Given the sheer reach of these technology platforms, we have argued that smart regulation is needed to safeguard data privacy and ensure that innovation continues to take place in the technology space. But smart regulation is much different than just any regulation, and US lawmakers, who play an outsized role in this debate because the major technology companies operate in their jurisdiction, have shown an unwillingness or inability to understand how the modern internet works. Some prominent US senators even had to ask Facebook CEO Mark Zuckerberg how his company made money during congressional testimony.

With the announcements from the Justice Department and the FTC, it looks like the US is getting serious about regulation. But the complex nature of antitrust law and how they apply to big technology companies has left many wondering whether meaningful changes to data protection and other pressing issues are possible. The MIT Technology Review outlines the tension with antitrust law in several key points.  
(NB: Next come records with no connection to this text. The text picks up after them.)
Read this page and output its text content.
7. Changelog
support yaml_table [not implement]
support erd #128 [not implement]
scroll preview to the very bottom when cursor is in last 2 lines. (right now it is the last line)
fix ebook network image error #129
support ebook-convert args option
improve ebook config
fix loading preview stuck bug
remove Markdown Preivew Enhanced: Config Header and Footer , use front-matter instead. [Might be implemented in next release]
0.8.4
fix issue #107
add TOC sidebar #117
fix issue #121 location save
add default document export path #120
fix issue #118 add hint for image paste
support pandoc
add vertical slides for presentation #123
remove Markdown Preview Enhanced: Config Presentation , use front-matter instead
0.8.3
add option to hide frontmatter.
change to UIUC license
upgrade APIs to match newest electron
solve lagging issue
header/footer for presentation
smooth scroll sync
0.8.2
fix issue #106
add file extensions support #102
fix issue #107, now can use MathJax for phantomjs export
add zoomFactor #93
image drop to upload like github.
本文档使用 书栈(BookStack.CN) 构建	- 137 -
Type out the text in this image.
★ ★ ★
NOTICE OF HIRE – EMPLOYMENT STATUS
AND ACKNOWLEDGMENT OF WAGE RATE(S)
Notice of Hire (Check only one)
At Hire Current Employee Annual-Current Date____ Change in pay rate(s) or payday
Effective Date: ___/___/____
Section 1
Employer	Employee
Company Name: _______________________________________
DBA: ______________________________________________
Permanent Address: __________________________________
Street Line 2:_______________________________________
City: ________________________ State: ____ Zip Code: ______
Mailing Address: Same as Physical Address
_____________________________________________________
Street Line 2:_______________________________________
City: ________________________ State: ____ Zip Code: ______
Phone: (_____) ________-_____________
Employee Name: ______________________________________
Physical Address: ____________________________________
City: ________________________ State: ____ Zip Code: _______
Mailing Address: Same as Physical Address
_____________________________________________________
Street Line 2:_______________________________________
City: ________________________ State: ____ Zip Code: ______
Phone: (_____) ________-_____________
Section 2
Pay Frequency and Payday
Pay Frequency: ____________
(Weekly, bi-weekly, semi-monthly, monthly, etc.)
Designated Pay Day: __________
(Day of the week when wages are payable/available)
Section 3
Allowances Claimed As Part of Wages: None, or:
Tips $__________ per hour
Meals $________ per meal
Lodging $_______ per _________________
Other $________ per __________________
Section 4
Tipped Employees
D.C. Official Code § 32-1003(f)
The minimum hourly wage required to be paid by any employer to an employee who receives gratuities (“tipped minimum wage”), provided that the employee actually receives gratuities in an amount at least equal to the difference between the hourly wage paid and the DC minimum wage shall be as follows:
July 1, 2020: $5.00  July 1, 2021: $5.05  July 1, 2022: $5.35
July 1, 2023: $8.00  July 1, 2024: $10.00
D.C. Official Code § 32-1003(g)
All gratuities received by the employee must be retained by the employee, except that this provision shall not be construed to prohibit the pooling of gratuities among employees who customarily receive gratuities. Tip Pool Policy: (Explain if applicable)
The first is that these companies mostly give their services away for free. Antitrust legislation in the US is designed to protect consumers from unfair price manipulations as a result of monopoly behaviour by companies. That leads us to the second challenge: these companies aren’t “natural monopolies” similar to what you find in the utilities industry. While Amazon’s practices might be aggressively competitive, they don’t amount to monopoly behaviour as we have come to understand it.

Companies like Google and Facebook use data gathering to create insights to provide even more free services. It is hard to see an antitrust violation, as the laws are currently written, in this behaviour. The antitrust model frequently cited with regards to technology is the action taken against Microsoft in the late 1990s. Regulators found that Microsoft had a monopoly over operating systems for personal computers that gave them an unfair advantage. Companies such as Google, which operates a near monopoly on web search, have long argued that competition is just a click away and consumers could choose a service like DuckDuckGo if they wanted.
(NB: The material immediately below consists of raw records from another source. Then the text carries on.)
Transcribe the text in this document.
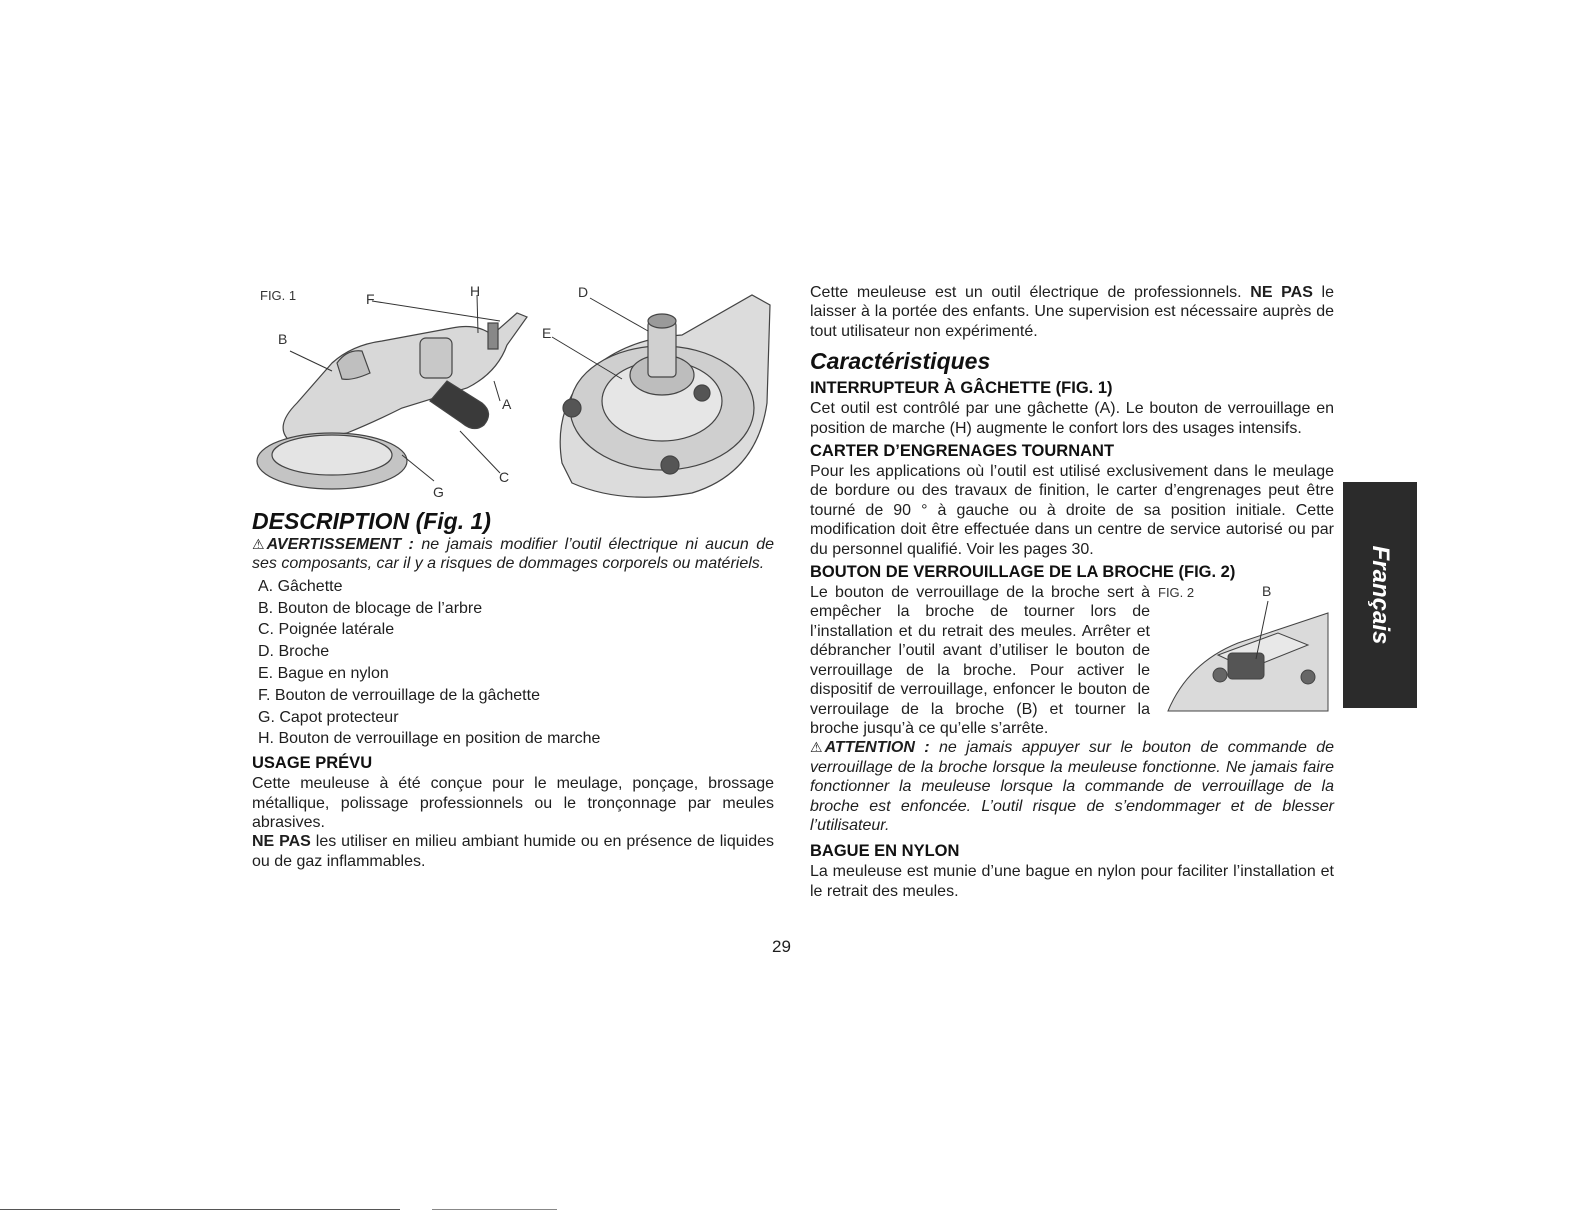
FIG. 1	F	H
B
A
C
G
D
E
DESCRIPTION (Fig. 1)

⚠ AVERTISSEMENT : ne jamais modifier l’outil électrique ni aucun de ses composants, car il y a risques de dommages corporels ou matériels.

A. Gâchette
B. Bouton de blocage de l’arbre
C. Poignée latérale
D. Broche
E. Bague en nylon
F. Bouton de verrouillage de la gâchette
G. Capot protecteur
H. Bouton de verrouillage en position de marche
USAGE PRÉVU

Cette meuleuse à été conçue pour le meulage, ponçage, brossage métallique, polissage professionnels ou le tronçonnage par meules abrasives.

NE PAS les utiliser en milieu ambiant humide ou en présence de liquides ou de gaz inflammables.

Cette meuleuse est un outil électrique de professionnels. NE PAS le laisser à la portée des enfants. Une supervision est nécessaire auprès de tout utilisateur non expérimenté.

Caractéristiques
INTERRUPTEUR À GÂCHETTE (FIG. 1)

Cet outil est contrôlé par une gâchette (A). Le bouton de verrouillage en position de marche (H) augmente le confort lors des usages intensifs.

CARTER D’ENGRENAGES TOURNANT

Pour les applications où l’outil est utilisé exclusivement dans le meulage de bordure ou des travaux de finition, le carter d’engrenages peut être tourné de 90 ° à gauche ou à droite de sa position initiale. Cette modification doit être effectuée dans un centre de service autorisé ou par du personnel qualifié. Voir les pages 30.

BOUTON DE VERROUILLAGE DE LA BROCHE (FIG. 2)
FIG. 2	B

Le bouton de verrouillage de la broche sert à empêcher la broche de tourner lors de l’installation et du retrait des meules. Arrêter et débrancher l’outil avant d’utiliser le bouton de verrouillage de la broche. Pour activer le dispositif de verrouillage, enfoncer le bouton de verrouilage de la broche (B) et tourner la broche jusqu’à ce qu’elle s’arrête.

⚠ ATTENTION : ne jamais appuyer sur le bouton de commande de verrouillage de la broche lorsque la meuleuse fonctionne. Ne jamais faire fonctionner la meuleuse lorsque la commande de verrouillage de la broche est enfoncée. L’outil risque de s’endommager et de blesser l’utilisateur.

BAGUE EN NYLON

La meuleuse est munie d’une bague en nylon pour faciliter l’installation et le retrait des meules.

Français
29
For the time being, we are left to speculate as to how these moves will change the business practices of the world’s leading tech companies. If Wall Street is any guide, their bottom lines will not be gravely affected. The crux of the issue remains how to update existing legislation to fit with our digital world. Antitrust laws might be a good place to start in the US but they are only a launching point because they were written before smartphones even existed.

Ben Thompson, the author of the popular Stratechery newsletter, notes that, “ultimately, when it comes to antitrust actions against tech companies in the U.S., there really isn’t nearly as much there as all of the attendant fervor would suggest. Google is absolutely vulnerable, Apple somewhat less so, and it is very hard to see any sort of case against Facebook or Amazon.”
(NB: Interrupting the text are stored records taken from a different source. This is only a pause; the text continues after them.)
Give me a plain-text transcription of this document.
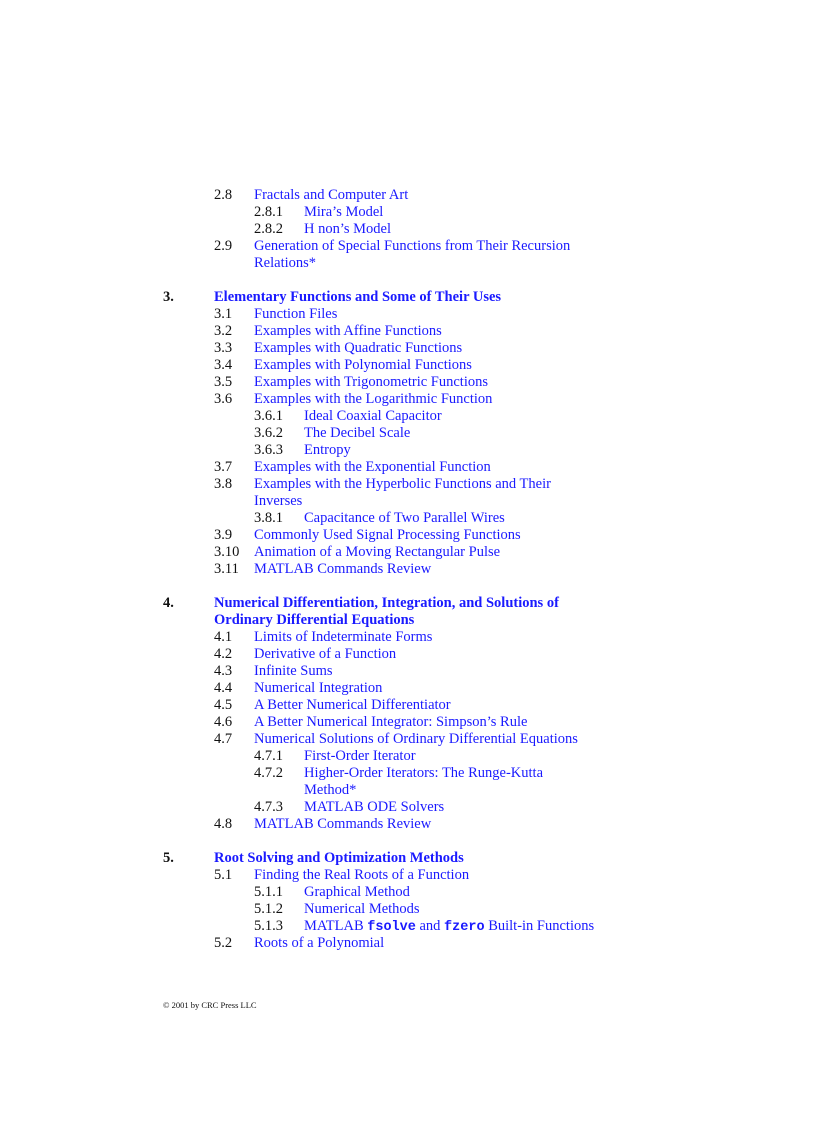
2.8 Fractals and Computer Art
2.8.1 Mira’s Model
2.8.2 H non’s Model
2.9 Generation of Special Functions from Their Recursion
Relations*
3.	Elementary Functions and Some of Their Uses
3.1 Function Files
3.2 Examples with Affine Functions
3.3 Examples with Quadratic Functions
3.4 Examples with Polynomial Functions
3.5 Examples with Trigonometric Functions
3.6 Examples with the Logarithmic Function
3.6.1 Ideal Coaxial Capacitor
3.6.2 The Decibel Scale
3.6.3 Entropy
3.7 Examples with the Exponential Function
3.8 Examples with the Hyperbolic Functions and Their
Inverses
3.8.1 Capacitance of Two Parallel Wires
3.9 Commonly Used Signal Processing Functions
3.10 Animation of a Moving Rectangular Pulse
3.11 MATLAB Commands Review
4.	Numerical Differentiation, Integration, and Solutions of
Ordinary Differential Equations
4.1 Limits of Indeterminate Forms
4.2 Derivative of a Function
4.3 Infinite Sums
4.4 Numerical Integration
4.5 A Better Numerical Differentiator
4.6 A Better Numerical Integrator: Simpson’s Rule
4.7 Numerical Solutions of Ordinary Differential Equations
4.7.1 First-Order Iterator
4.7.2 Higher-Order Iterators: The Runge-Kutta
Method*
4.7.3 MATLAB ODE Solvers
4.8 MATLAB Commands Review
5.	Root Solving and Optimization Methods
5.1 Finding the Real Roots of a Function
5.1.1 Graphical Method
5.1.2 Numerical Methods
5.1.3 MATLAB fsolve and fzero Built-in Functions
5.2 Roots of a Polynomial
© 2001 by CRC Press LLC
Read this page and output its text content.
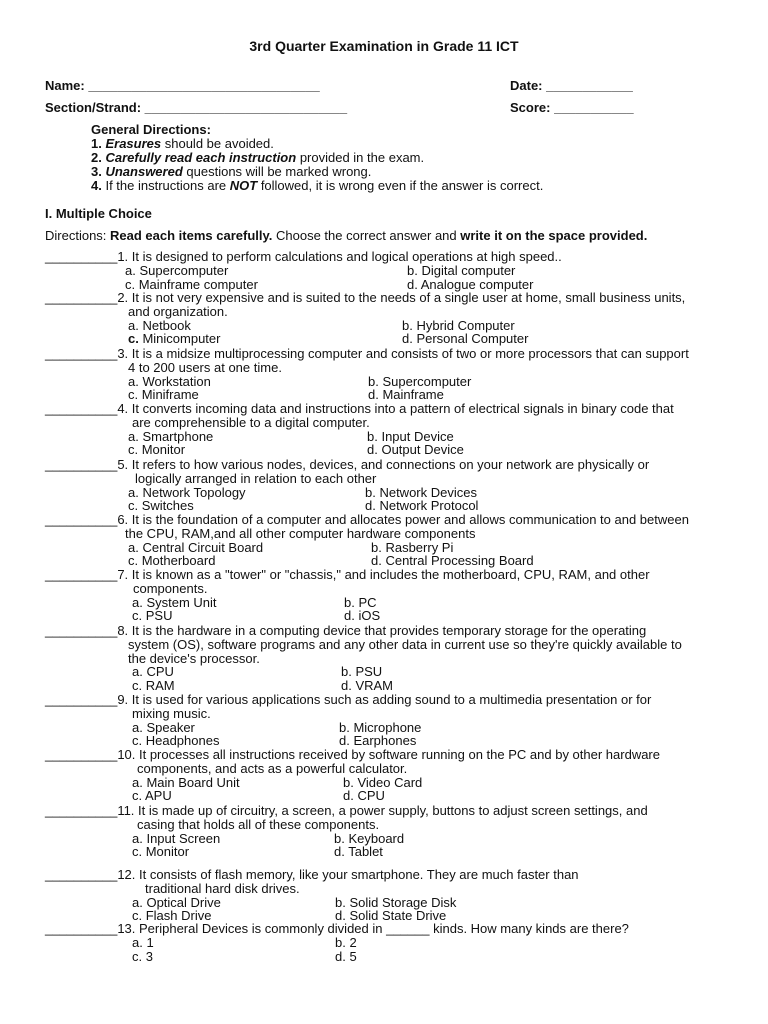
3rd Quarter Examination in Grade 11 ICT
Name: ________________________________	Date: ____________
Section/Strand: ____________________________	Score: ___________
General Directions:
1. Erasures should be avoided.
2. Carefully read each instruction provided in the exam.
3. Unanswered questions will be marked wrong.
4. If the instructions are NOT followed, it is wrong even if the answer is correct.
I. Multiple Choice
Directions: Read each items carefully. Choose the correct answer and write it on the space provided.
__________1. It is designed to perform calculations and logical operations at high speed..
a. Supercomputer	b. Digital computer
c. Mainframe computer	d. Analogue computer
__________2. It is not very expensive and is suited to the needs of a single user at home, small business units,
and organization.
a. Netbook	b. Hybrid Computer
c. Minicomputer	d. Personal Computer
__________3. It is a midsize multiprocessing computer and consists of two or more processors that can support
4 to 200 users at one time.
a. Workstation	b. Supercomputer
c. Miniframe	d. Mainframe
__________4. It converts incoming data and instructions into a pattern of electrical signals in binary code that
are comprehensible to a digital computer.
a. Smartphone	b. Input Device
c. Monitor	d. Output Device
__________5. It refers to how various nodes, devices, and connections on your network are physically or
logically arranged in relation to each other
a. Network Topology	b. Network Devices
c. Switches	d. Network Protocol
__________6. It is the foundation of a computer and allocates power and allows communication to and between
the CPU, RAM,and all other computer hardware components
a. Central Circuit Board	b. Rasberry Pi
c. Motherboard	d. Central Processing Board
__________7. It is known as a "tower" or "chassis," and includes the motherboard, CPU, RAM, and other
components.
a. System Unit	b. PC
c. PSU	d. iOS
__________8. It is the hardware in a computing device that provides temporary storage for the operating
system (OS), software programs and any other data in current use so they're quickly available to
the device's processor.
a. CPU	b. PSU
c. RAM	d. VRAM
__________9. It is used for various applications such as adding sound to a multimedia presentation or for
mixing music.
a. Speaker	b. Microphone
c. Headphones	d. Earphones
__________10. It processes all instructions received by software running on the PC and by other hardware
components, and acts as a powerful calculator.
a. Main Board Unit	b. Video Card
c. APU	d. CPU
__________11. It is made up of circuitry, a screen, a power supply, buttons to adjust screen settings, and
casing that holds all of these components.
a. Input Screen	b. Keyboard
c. Monitor	d. Tablet
__________12. It consists of flash memory, like your smartphone. They are much faster than
traditional hard disk drives.
a. Optical Drive	b. Solid Storage Disk
c. Flash Drive	d. Solid State Drive
__________13. Peripheral Devices is commonly divided in ______ kinds. How many kinds are there?
a. 1	b. 2
c. 3	d. 5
Smaller countries with more nimble legislative environment can help advance the tech sector by creating sensible regulations that protect the marketplace but don’t stifle innovation. As we have written, the Chinese technology ecosystem features similar regulations but they come as a result of the lack of separation between the public and private sector. The European Union is also making attempts to strike a balance with laws such as the GDPR. Without clear leadership from the US, however, nothing will fundamentally change.

One thing is for sure: this issue is not going away anytime soon. With leading presidential candidates wrangling over how to rope in the power of big tech, changes are coming. Hopefully, cooler heads will prevail and the incredible power of the internet and private companies will continue to flourish.